Jonathan Faridian, a citizen of California, alleged he employed San Francisco-based DoNotPay to prepare demand letters, a court of small claims petition, and LLC operating documents and received “substandard and poorly done” results. Edelson initiated the lawsuit on his behalf.

Semiconductor chips are seen on a circuit board of a computer in this illustration picture taken February 25, 2022. REUTERS/Florence Lo/Illustration

The charges have “no merit,” based on DoNotPay CEO Joshua Browder, who responded on Twitter on Thursday. Faridian has “had dozens of successful consumer rights cases with DoNotPay,” he said.

Jay Edelson, the founder of Edelson, “motivated me to start DoNotPay,” according to Browder, who further claimed that Edelson and other lawyers like him benefited from class actions at the cost of consumers.

Edelson responded in an email that Browder and DoNotPay are trying to “distract from their misconduct in any way possible” and that “the problem for them is that DoNotPay has scammed so many people.”

As stated in the lawsuit, Browder launched DoNotPay in 2015 with a specialization on chores like challenging parking tickets. Since then, the firm has expanded to offer limited legal services.

With the growth of OpenAI’s ChatGPT and other AI “chatbots” in recent months, the potential of generative artificial intelligence tools for uses like legal work has gained momentum.
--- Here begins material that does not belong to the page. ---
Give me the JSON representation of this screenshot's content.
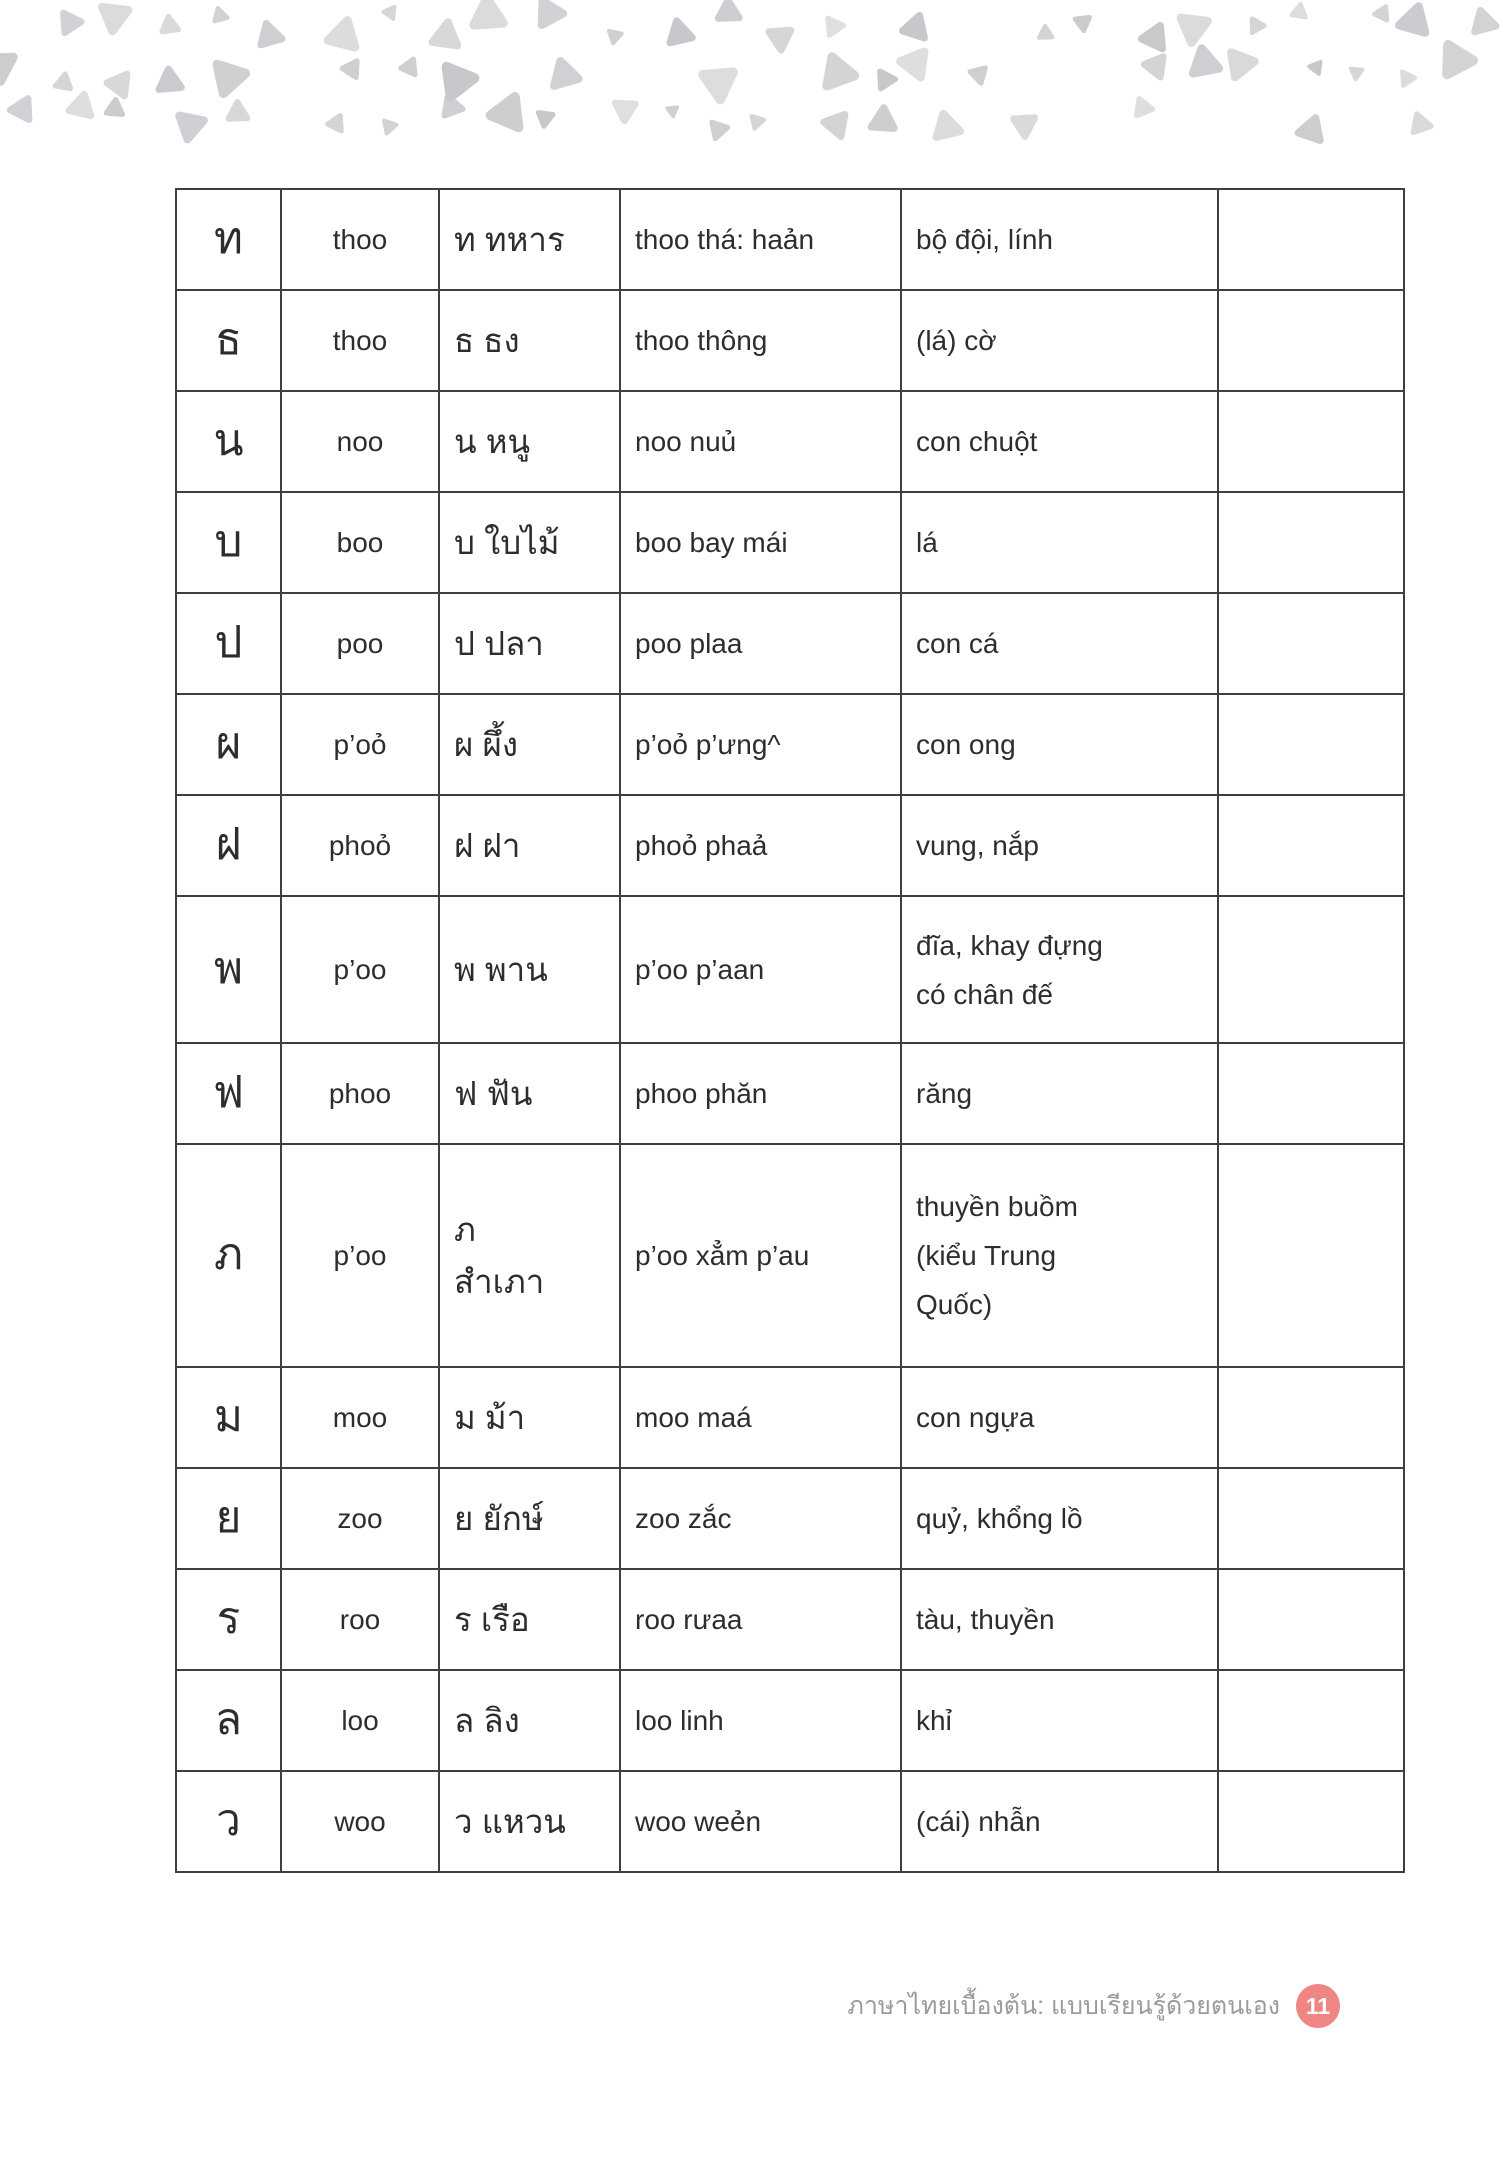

When Browder posted on Twitter earlier this year that DoNotPay planned to utilise an AI chatbot to help a defendant in traffic court, the declaration caused a stir.

Furthermore, Browder claimed that his firm would give $1 million to anyone prepared to use headphones and utilize its robot lawyer during a Supreme Court of the United States of America argument.

Following criticism, he later said on Twitter that he had received “threats from State Bar prosecutors” and DoNotPay would postpone its traffic court case.

He also said in the January tweet that DoNotPay would immediately remove “non-consumer legal rights products.” According to the lawsuit, those products are still available on its website.

According to the lawsuit, DoNotPay engaged in the unregistered practice of law, which was forbidden under California’s unfair competition legislation. In addition to unspecified damages, it asks the court to issue an order ruling the company’s actions unconstitutional.

Faridian v. DoNotPay Inc., Superior Court of California for the County of San Francisco, Case No. CGC-23-604987 is the name of the lawsuit.